Waktu istirahat tinggal tersisa 10 menit lagi. Aku menemani ziya bermain mainan malamnya di kursi pelataran sekolah. Di dekat kami berjejer teh gelas dan teh kotak, teh gelas adalah yang dibeli ziya, dan teh kotak adalah bekalku. Sambil menemaninya aku bercerita. "Ziya, tahu ga.. tadi malam ada yang sepedanya dicuri" kataku. Mata ziya membelalak kaget. "siapa abi?" tanyanya. Aku melanjutkan "Itu nak, yang rumahnya deket bu enur. Pencurinya teh naek ngeloncatin benteng.." "Benteng teh apa?" ziya memotongku. "Euh.. itu, tembok yang tinggi.

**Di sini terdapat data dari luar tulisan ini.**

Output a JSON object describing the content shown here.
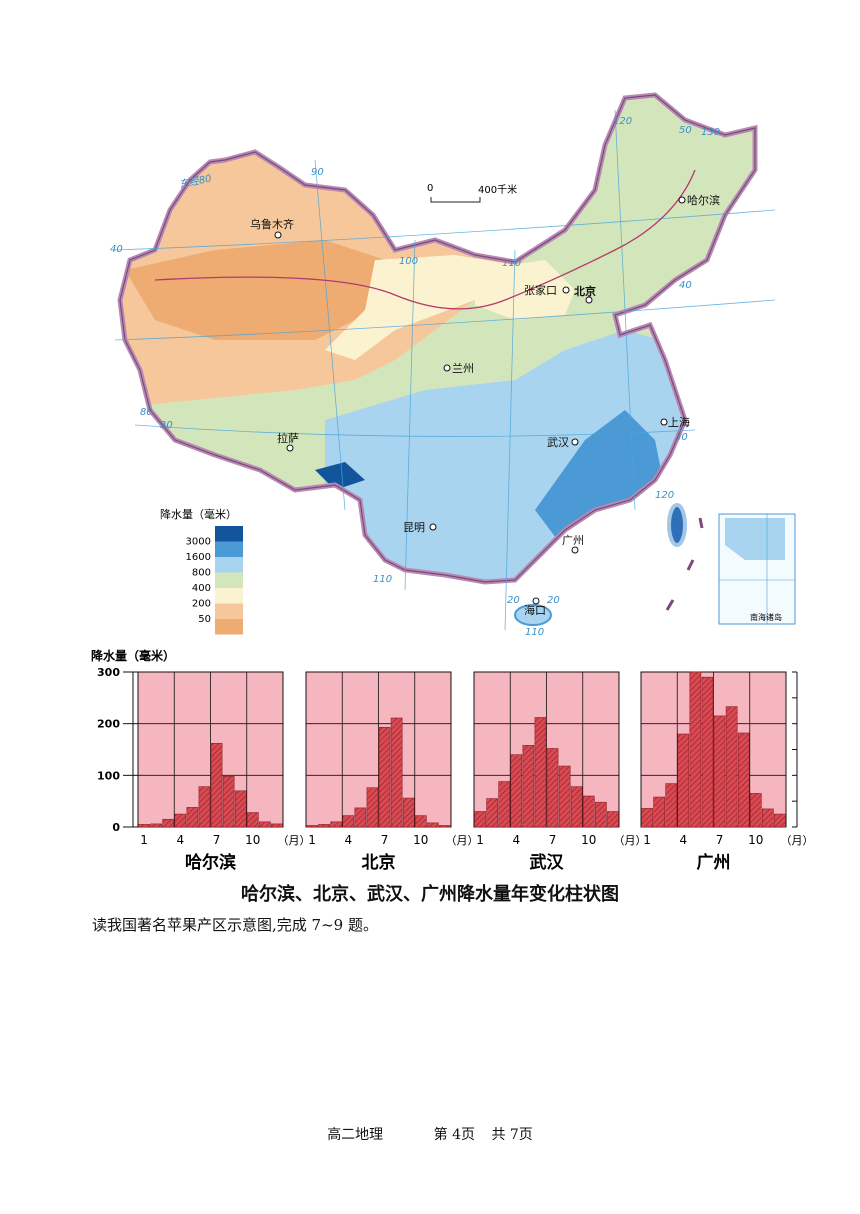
{
  "map": {
    "scale_zero": "0",
    "scale_label": "400千米",
    "legend_title": "降水量（毫米）",
    "legend": [
      {
        "label": "3000",
        "color": "#12559c"
      },
      {
        "label": "1600",
        "color": "#4b9ad6"
      },
      {
        "label": "800",
        "color": "#a8d4ef"
      },
      {
        "label": "400",
        "color": "#d3e6bb"
      },
      {
        "label": "200",
        "color": "#fbf3cf"
      },
      {
        "label": "50",
        "color": "#f6c79b"
      },
      {
        "label": "",
        "color": "#eeab72"
      }
    ],
    "cities": [
      {
        "name": "乌鲁木齐"
      },
      {
        "name": "哈尔滨"
      },
      {
        "name": "张家口"
      },
      {
        "name": "北京"
      },
      {
        "name": "兰州"
      },
      {
        "name": "拉萨"
      },
      {
        "name": "上海"
      },
      {
        "name": "武汉"
      },
      {
        "name": "昆明"
      },
      {
        "name": "广州"
      },
      {
        "name": "海口"
      }
    ],
    "graticule_labels": [
      "东经80",
      "90",
      "100",
      "110",
      "120",
      "130",
      "50",
      "40",
      "40",
      "30",
      "30",
      "20",
      "20",
      "110",
      "120",
      "80",
      "110",
      "10",
      "120",
      "110",
      "120"
    ],
    "inset_label": "南海诸岛"
  },
  "chart_data": [
    {
      "type": "bar",
      "title": "哈尔滨",
      "ylabel": "降水量（毫米）",
      "ylim": [
        0,
        300
      ],
      "categories": [
        "1",
        "2",
        "3",
        "4",
        "5",
        "6",
        "7",
        "8",
        "9",
        "10",
        "11",
        "12"
      ],
      "values": [
        5,
        6,
        15,
        25,
        38,
        78,
        162,
        98,
        70,
        28,
        10,
        6
      ]
    },
    {
      "type": "bar",
      "title": "北京",
      "ylabel": "降水量（毫米）",
      "ylim": [
        0,
        300
      ],
      "categories": [
        "1",
        "2",
        "3",
        "4",
        "5",
        "6",
        "7",
        "8",
        "9",
        "10",
        "11",
        "12"
      ],
      "values": [
        3,
        5,
        10,
        22,
        37,
        76,
        193,
        211,
        56,
        22,
        8,
        3
      ]
    },
    {
      "type": "bar",
      "title": "武汉",
      "ylabel": "降水量（毫米）",
      "ylim": [
        0,
        300
      ],
      "categories": [
        "1",
        "2",
        "3",
        "4",
        "5",
        "6",
        "7",
        "8",
        "9",
        "10",
        "11",
        "12"
      ],
      "values": [
        30,
        55,
        88,
        140,
        158,
        212,
        152,
        118,
        78,
        60,
        48,
        30
      ]
    },
    {
      "type": "bar",
      "title": "广州",
      "ylabel": "降水量（毫米）",
      "ylim": [
        0,
        300
      ],
      "categories": [
        "1",
        "2",
        "3",
        "4",
        "5",
        "6",
        "7",
        "8",
        "9",
        "10",
        "11",
        "12"
      ],
      "values": [
        36,
        58,
        84,
        180,
        300,
        290,
        215,
        233,
        182,
        65,
        35,
        25
      ]
    }
  ],
  "charts_common": {
    "ylabel": "降水量（毫米）",
    "y_ticks": [
      "300",
      "200",
      "100",
      "0"
    ],
    "x_ticks": [
      "1",
      "4",
      "7",
      "10"
    ],
    "x_unit": "（月）",
    "figure_title": "哈尔滨、北京、武汉、广州降水量年变化柱状图"
  },
  "instruction": "读我国著名苹果产区示意图,完成 7~9 题。",
  "footer": {
    "subject": "高二地理",
    "page": "第 4页",
    "total": "共 7页"
  }
}
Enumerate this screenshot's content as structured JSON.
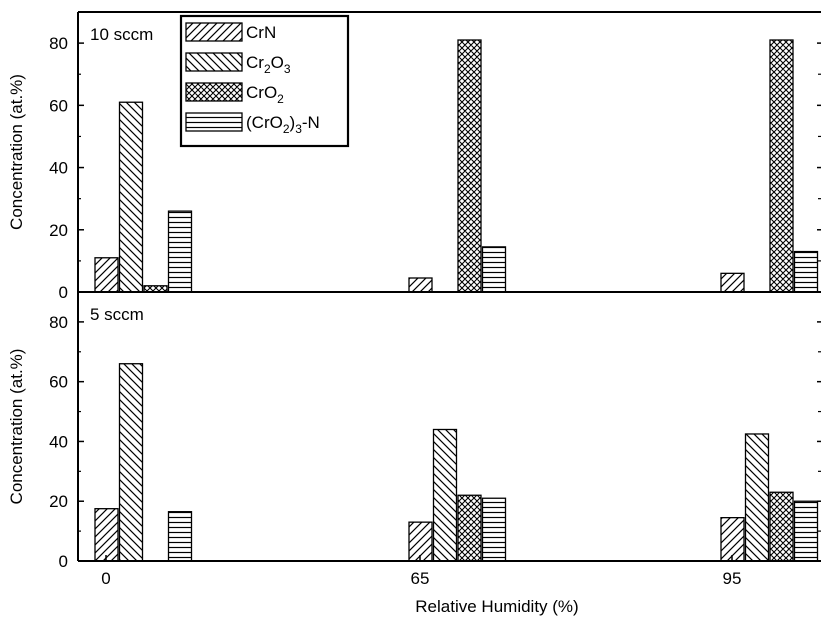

Nah, terus pencurinya teh ngeliat sepeda diluar rumah deket bu enur, trus diambil deh sepedanya" paparku. Ziya mengangguk, lalu bertanya "sepedanya besar ato kecil?". Aku menggeleng "ga tau yang gede ga tau yang kecil" jawabku. Ziya bertanya lagi "punya kakanya ato adiknya?" tanyanya. "Ga tau, abi ga tau itu mah" jawabku. Mungkin Ziya berfikir, kalo sepeda besar milik kakanya, kalo sepeda kecil milik adiknya. "Nah, makanya ziya kalo sore-sore habis main sepeda, masukin lagi sepedanya ke dalem rumah, biar ngga diambil sama pencuri. Sepeda zahdan juga, kalo abi lagi kerja malem, sama ziya masukin sepedanya ya" kataku. Ziya mengangguk "iya, wakti kemarin-kemarin juga sepeda ziya dimasukin ke rumah" ujar ziya. Aku mengiyakan. Bel tanda istirahat selesai nyaring berbunyi. Anak-anak berlarian masuk kedalam kelas. Pun ziya, bergegas membereskan mainannya, lalu berlari membawanya ke dalam kelas. "Ziya ini teh gelasnya ga dibawa?" teriakku. "Buat abi aja" jawab ziya, sambil berlalu meninggalkanku, tak ingin terlambat masuk ke kelas.
Siangnya, ketika aku menjemputnya, Ziya keluar kelas sambil tersenyum. Mendekatiku, lalu berkata pelan. "Abi, tadi denger ga kata Bunda Anik di kelas?" katanya. Aku menggeleng, "ngga, memang Bunda Anik bilang apa?" tanyaku. Ziya lalu menjawab "tadi di kelas, Bunda Anik bilang, Nilai Ziya jempol." ujarnya sembari tersenyum bangga. "Maksudnya nilai Ziya bagus ya?" tanyaku, yang langsung dijawab ziya dengan anggukan. "Waah.. hebat.. abi kasih jempol juga ya.." kataku, lalu mengangkat jempol kiriku didepan ziya. Ziya kembali tersenyum.